Isra al-Grayjaa has dreamed of this moment. For quite some time, his every dream has been filled with this man — the breadth of his shoulders, the black of his hair, the line of his jaw, even down to the worn and ragged hem of his white robes. Isra never thought he’d meet the man in person, that the dreaming figure he’d reached for would be standing right in front of him, made of flesh and blood rather than starlight and longing. While isra, perhaps, thought he might be able to fall in love, he never once thought that the man of his dreams would need Isra to save his life.
“Janan” has no name, no memory, and no money. Begging on the streets for scraps of food, going through refuse piles for anything left behind, he doesn’t know if he has a family or friends who might be missing him, maybe looking for him. He doesn’t even remember coming to the city of Qena. When Janan meets Isra, despite everything, for the first time he feels a connection, a sense of rightness and belonging. There is something about the handsome Bedouin in front of him that makes Janan no longer care, quite so much, about his hidden past. Not when there’s a chance of having Isra in his future.
The amnesia trope isn’t one of my favorites because it’s a tricky gimic and needs careful handling. When done poorly, it can be uncomfortable to read, as it can easily turn into one character taking advantage of the other. However, when done well, it adds a dash of mystery and becomes more of a story about a character finding out the truth about themselves, a truth they might not otherwise have had the courage to discover.
Isra is a Bedouin. He has, as is required of all of the men of his tribe, spent two years in the army. He is living in the desert because he loves it — the simplicity, the freedom, and the connection it gives him to his god. He lives with his brother and his brother’s wives and children. His brother would dearly love to see Isra married, not because they need more children (though that’s always a plus), but because he wants Isra to have someone to love him. It’s part of why they go to Qena; one, to sell goats and sheep and two, to get Isra a wife.
Isra may not be complex, but he’s far from simple. His mother was a desert shaman who left after he was born, though neither his brother, his father’s other wives, nor his tribe have ever shown him anything but love an affection. It’s in part due to this that Isra is able to share that love with others, most notably, the being called Flicker, who happens to be an arafrit — djinn, ifrit, genie — who would, if asked, grant Isra almost any wish. The only thing Isra has ever asked Flicker for, though, his is friendship.
Janan is uncertain if he’s a good man or a bad one. He knows he can read, and loves to read, he knows that he came from a soft living, as his feet — over the month of living on the streets of Qena — have toughened up from walking barefoot over sand and stone. He’s miserable, but still determined to hang on as long as he can. When he meets Isra there’s obviously a strong attraction and Janan is willing to work hard to make himself not only useful, but worthy of the friendship Isra and his brother are offering him.

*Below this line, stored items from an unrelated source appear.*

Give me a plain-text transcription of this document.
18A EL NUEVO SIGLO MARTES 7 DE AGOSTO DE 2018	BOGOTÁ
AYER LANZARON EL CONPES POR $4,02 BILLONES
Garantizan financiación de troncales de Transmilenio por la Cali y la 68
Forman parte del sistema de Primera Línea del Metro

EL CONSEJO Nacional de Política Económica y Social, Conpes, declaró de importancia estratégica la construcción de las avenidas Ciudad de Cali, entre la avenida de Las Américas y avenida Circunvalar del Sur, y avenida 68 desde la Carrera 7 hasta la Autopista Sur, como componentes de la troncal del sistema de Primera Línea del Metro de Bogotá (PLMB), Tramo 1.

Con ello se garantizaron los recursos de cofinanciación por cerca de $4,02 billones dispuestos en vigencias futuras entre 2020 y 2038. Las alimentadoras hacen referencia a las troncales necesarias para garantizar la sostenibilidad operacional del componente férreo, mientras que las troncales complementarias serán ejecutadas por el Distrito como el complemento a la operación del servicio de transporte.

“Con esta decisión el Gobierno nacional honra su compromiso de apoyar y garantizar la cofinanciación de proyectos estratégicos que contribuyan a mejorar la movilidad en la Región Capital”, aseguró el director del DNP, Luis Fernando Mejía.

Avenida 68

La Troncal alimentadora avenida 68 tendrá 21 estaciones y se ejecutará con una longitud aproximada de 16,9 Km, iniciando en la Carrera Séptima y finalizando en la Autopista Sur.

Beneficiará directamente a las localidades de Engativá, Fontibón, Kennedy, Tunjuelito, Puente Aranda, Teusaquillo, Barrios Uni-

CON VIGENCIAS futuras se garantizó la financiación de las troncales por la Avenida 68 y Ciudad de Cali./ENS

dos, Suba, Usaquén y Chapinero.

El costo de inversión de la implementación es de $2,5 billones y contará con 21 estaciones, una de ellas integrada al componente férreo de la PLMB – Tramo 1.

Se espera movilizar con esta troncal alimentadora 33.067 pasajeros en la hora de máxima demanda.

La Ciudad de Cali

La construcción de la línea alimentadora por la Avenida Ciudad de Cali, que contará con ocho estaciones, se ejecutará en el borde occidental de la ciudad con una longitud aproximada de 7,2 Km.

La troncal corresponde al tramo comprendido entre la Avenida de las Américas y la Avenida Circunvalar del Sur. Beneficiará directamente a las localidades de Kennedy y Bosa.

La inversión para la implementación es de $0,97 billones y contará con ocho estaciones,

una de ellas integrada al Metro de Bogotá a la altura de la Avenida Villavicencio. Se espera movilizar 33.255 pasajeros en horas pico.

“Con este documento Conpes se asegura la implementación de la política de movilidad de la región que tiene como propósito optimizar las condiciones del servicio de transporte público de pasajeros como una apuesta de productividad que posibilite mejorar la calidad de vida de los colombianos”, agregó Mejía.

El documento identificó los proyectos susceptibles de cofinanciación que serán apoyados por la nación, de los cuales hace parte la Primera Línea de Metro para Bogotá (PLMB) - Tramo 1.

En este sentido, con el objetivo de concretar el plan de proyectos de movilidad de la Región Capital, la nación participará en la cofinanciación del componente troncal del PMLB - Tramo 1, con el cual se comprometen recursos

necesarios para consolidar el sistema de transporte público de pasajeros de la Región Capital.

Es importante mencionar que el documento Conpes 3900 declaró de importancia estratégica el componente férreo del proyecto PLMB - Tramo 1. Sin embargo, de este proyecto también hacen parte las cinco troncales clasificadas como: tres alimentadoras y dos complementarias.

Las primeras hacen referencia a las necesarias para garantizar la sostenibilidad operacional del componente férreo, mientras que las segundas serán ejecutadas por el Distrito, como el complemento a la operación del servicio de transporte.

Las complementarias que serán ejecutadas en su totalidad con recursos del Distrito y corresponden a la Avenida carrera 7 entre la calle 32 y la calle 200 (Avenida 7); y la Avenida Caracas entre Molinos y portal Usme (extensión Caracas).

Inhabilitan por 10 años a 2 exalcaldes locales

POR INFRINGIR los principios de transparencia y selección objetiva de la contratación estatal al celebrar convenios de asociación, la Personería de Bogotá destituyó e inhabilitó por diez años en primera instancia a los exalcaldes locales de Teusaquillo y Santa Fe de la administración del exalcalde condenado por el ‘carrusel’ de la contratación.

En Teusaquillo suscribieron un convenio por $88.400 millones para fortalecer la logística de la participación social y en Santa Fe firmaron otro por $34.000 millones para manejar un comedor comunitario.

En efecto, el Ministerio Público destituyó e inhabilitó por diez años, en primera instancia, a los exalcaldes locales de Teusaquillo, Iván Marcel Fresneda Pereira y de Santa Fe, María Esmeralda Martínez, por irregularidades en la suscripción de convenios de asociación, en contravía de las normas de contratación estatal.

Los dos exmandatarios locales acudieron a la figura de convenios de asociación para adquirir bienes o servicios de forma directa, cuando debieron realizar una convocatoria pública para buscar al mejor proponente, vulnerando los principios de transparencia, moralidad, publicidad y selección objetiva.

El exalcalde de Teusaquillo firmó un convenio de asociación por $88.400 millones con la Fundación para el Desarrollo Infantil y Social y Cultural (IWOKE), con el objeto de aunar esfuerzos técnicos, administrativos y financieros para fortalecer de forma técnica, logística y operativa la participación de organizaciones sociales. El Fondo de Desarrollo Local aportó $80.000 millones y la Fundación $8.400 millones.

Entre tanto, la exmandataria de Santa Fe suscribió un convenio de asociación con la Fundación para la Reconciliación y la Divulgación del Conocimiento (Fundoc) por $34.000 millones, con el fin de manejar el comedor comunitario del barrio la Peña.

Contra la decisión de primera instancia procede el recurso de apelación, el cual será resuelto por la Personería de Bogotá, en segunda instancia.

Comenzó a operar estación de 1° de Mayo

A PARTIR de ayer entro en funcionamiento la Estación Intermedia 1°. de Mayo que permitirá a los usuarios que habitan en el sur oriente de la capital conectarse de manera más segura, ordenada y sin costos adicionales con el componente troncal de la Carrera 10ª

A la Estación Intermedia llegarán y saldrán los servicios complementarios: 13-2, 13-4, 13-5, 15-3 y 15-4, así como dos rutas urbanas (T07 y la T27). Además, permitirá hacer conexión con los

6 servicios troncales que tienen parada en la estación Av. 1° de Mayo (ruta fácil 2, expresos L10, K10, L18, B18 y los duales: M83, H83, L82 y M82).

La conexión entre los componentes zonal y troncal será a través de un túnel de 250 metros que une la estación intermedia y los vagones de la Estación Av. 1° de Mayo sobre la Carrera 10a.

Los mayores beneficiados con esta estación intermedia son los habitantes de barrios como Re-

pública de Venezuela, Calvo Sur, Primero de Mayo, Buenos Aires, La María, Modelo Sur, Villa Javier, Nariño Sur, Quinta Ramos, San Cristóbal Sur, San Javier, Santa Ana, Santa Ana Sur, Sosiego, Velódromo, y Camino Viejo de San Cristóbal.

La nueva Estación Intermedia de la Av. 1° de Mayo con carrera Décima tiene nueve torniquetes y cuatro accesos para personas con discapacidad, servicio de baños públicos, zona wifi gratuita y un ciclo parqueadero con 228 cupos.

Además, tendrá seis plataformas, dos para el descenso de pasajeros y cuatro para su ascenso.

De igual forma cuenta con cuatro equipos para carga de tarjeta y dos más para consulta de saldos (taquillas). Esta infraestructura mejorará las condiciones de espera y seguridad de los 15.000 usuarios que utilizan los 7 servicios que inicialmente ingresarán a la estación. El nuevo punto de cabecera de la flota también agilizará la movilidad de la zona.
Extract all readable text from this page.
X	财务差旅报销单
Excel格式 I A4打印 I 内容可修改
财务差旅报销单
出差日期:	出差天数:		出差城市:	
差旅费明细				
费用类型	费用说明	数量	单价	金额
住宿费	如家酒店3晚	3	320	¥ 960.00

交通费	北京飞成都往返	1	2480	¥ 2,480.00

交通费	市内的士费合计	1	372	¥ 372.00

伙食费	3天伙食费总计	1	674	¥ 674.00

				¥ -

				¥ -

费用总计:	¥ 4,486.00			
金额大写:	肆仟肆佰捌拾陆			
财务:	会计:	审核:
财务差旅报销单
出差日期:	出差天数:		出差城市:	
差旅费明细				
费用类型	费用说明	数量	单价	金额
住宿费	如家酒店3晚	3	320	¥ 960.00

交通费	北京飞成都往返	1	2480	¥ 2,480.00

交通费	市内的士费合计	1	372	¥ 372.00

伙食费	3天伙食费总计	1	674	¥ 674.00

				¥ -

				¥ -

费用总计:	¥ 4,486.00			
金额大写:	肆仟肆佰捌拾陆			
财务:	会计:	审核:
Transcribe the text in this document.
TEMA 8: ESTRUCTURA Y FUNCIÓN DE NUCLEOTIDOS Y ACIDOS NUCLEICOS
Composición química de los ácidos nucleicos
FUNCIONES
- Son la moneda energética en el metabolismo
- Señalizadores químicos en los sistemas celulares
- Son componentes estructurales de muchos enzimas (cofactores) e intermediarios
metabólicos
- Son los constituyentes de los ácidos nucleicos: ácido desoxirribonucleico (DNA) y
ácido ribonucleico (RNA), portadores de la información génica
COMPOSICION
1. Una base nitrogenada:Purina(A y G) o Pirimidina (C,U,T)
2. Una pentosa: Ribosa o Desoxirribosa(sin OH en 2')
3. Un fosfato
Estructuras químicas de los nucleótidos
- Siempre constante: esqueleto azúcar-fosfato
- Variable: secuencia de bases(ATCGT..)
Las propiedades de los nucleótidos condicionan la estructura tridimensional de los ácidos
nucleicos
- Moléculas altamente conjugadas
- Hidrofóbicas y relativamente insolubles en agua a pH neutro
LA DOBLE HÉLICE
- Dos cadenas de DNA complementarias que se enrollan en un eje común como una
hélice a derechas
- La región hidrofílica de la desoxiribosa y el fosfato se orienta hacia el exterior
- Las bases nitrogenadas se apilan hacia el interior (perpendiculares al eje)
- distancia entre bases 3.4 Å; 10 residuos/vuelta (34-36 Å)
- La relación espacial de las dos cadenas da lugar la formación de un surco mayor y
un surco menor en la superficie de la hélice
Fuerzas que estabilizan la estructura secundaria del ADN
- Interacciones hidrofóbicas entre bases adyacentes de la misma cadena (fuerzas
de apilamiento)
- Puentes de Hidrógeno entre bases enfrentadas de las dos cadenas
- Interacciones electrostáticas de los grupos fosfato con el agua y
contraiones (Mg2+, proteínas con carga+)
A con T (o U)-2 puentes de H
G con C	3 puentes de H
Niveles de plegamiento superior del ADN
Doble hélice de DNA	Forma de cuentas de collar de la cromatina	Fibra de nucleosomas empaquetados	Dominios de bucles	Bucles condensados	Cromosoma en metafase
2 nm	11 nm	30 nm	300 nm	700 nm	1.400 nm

I don’t want to give away the plot too much, but there are parts of this book that are so well handled I think they deserve a mention. Isra wants Janan, and Janan wants him, but Isra won’t even kiss him because there might be someone in Janan’s life — a wife, a girlfriend, maybe even a boyfriend — and it would be wrong to cause them pain. Isra isn’t going to take advantage of Janan like that, even if they both wish him to. When Flicker grants Janan some small glimpse at his lost memories, Janan is able to reassure both Isra and himself that there’s no one else in his life. Only at that time do they kiss, and more than kiss. It’s sweet, it’s honorable, and kind of romantic.
The second part that really made me appreciate this book was the ending. When Janan’s memories come back and he and Isra have to face the future, Janan doesn’t ask Isra to give up his life for him any more than Isra would ask Janan to give up his life. Instead, they work to find a way for both of them to have what they want. Sometimes in the desert, sometimes not; sometimes together, sometimes apart; but always as equals as well as lovers. I loved the ending. Neither character lessened themselves or made the other lesser for their own benefit.
This is a quick, light story that is both well written and entertaining. The world building is a little lacking; while there’s much detail about the desert, the arafrit, the city, and Janan’s world are only sketched in. Neither character either grows or changes; they start as good men, and end the same. It’s a perfect read if you’re in the mood for a fun story with a sweet happily ever after and absolutely no angst in sight.
A review copy of this book was provided by Dreamspinner Press.